The project now integrates all three signals via software from Tyba, an energy storage optimization platform that in February raised a $13.9 million Series A from Energize Capital. Tyba’s software co-optimizes PG&E’s instructions with CAISO market opportunities to sell any unused capacity. Lake View is fully commissioned – it came online back in May — but while there is “sort of autonomous control at this point through software,” there’s still a human element, McLean said. “It’s backed up with emails, because it’s still new, so we’re still doing a lot of manual checks to make sure everything’s working.”

All in all it was several months of back and forth to iron out a system to integrate both Flex Connect and DIDF. “It was really collaborative with PG&E in terms of figuring out how to make this work in such a way that the grid was still going to be safe, but also that it was going to function as intended,” McLean said.

“It takes people working against how they normally do things within PG&E to be able to do a project like this,” he added.

“When DER providers go to install anything on the PG&E system, they try to plan for the most possible load, or most possible generation that would occur on that feeder, and then upgrade that to make sure it’s going to be okay.”

The grid flexibility pilots are attempts to bring grid planning to “sort of a modern era,” he added. “We can do things these days with software and measurement, and it just requires PG&E to think a little bit more forward in terms of how to get through an interconnection process and how to work with DER providers.”

Unlocking value

Encouraged by Lake View’s performance, White Pine moved ahead with another bid into the DIDF program the following year, with what McLean calls a “more novel” project. This time, the front-of-meter battery is aimed at overgeneration, not peak demand.

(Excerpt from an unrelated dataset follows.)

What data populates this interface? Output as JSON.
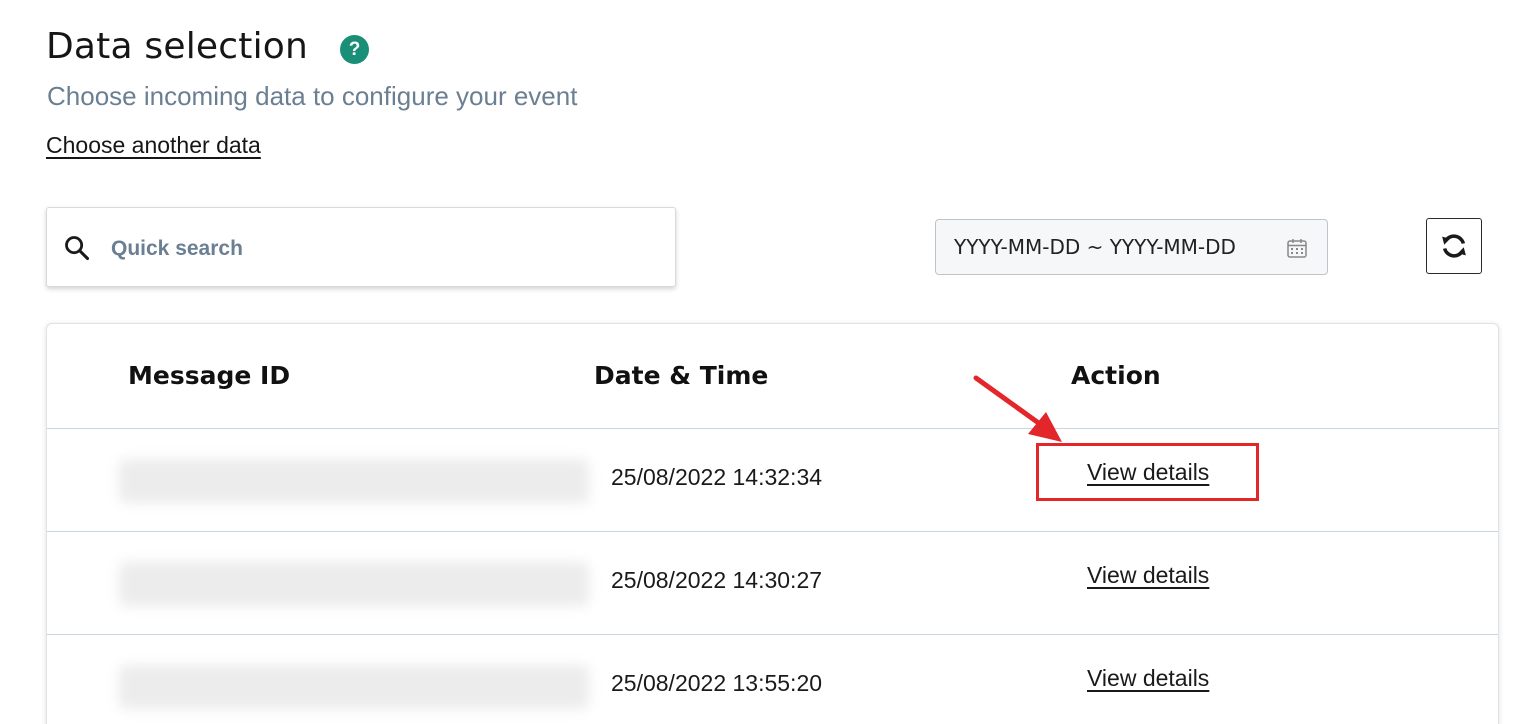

Blackwell’s Corner, 50 miles west of Bakersfield, is in the same county as the Lake View project. But there PG&E faced a very different constraint: a substation transformer overloaded by midday solar production, especially in the spring. Instead of an expensive transformer replacement, the utility sought out ways to absorb the excess generation.

 

White Pine proposed a 0.83 MW Tesla battery system with eight hours of duration designed to charge in the middle of the day when instructed, and then discharge in the evening. Flex Connect once again solved the interconnection constraint, by controlling when the battery could export to the grid.

Because the architecture for the two programs had already been “stitched together” for Lake View, Blackwell’s came online much more quickly, McLean said.

Both projects rely on a blended revenue model combining PG&E capacity payments, CAISO market participation, and federal tax incentives. White Pine owns the assets and earns fixed revenues through its DIDF contracts with PG&E as well as participation in the day-ahead market.

Tax credits aren’t strictly necessary to make the economics of large battery projects pencil out, McLean explained. But the 30% ITC for storage makes a significant difference for small developers like White Pine.

“We have a whole huge pipeline of projects that we’re working on that are all based on a financial analysis that includes tax credits,” he added. And because the storage ITC was left relatively untouched during the budget reconciliation process that slashed most clean energy credits, White Pine will likely build more standalone storage projects.

“We’d like to do more projects like these ones,” McLean said. He’s hopeful that White Pine’s two projects with PG&E have laid the groundwork to smooth over the interconnection process in California, which he describes as “one of the biggest headaches” for DER developers.

“Seeing that there’s a different path to be able to work through grid constraints…is huge,” he added. “It took a structured procurement mechanism for us to be able to do that with PG&E, and the hope is that in the future this is going to be something they can roll out more programmatically.”

There’s a massive amount of value from DERs that hasn’t been unlocked “because utilities and generation assets sit on opposite sides of the table,” McLean said. “Something like this, where we’re able to work in tandem with the utility, I think it really unlocks the true value of DERs and allows the utility to see that as well.”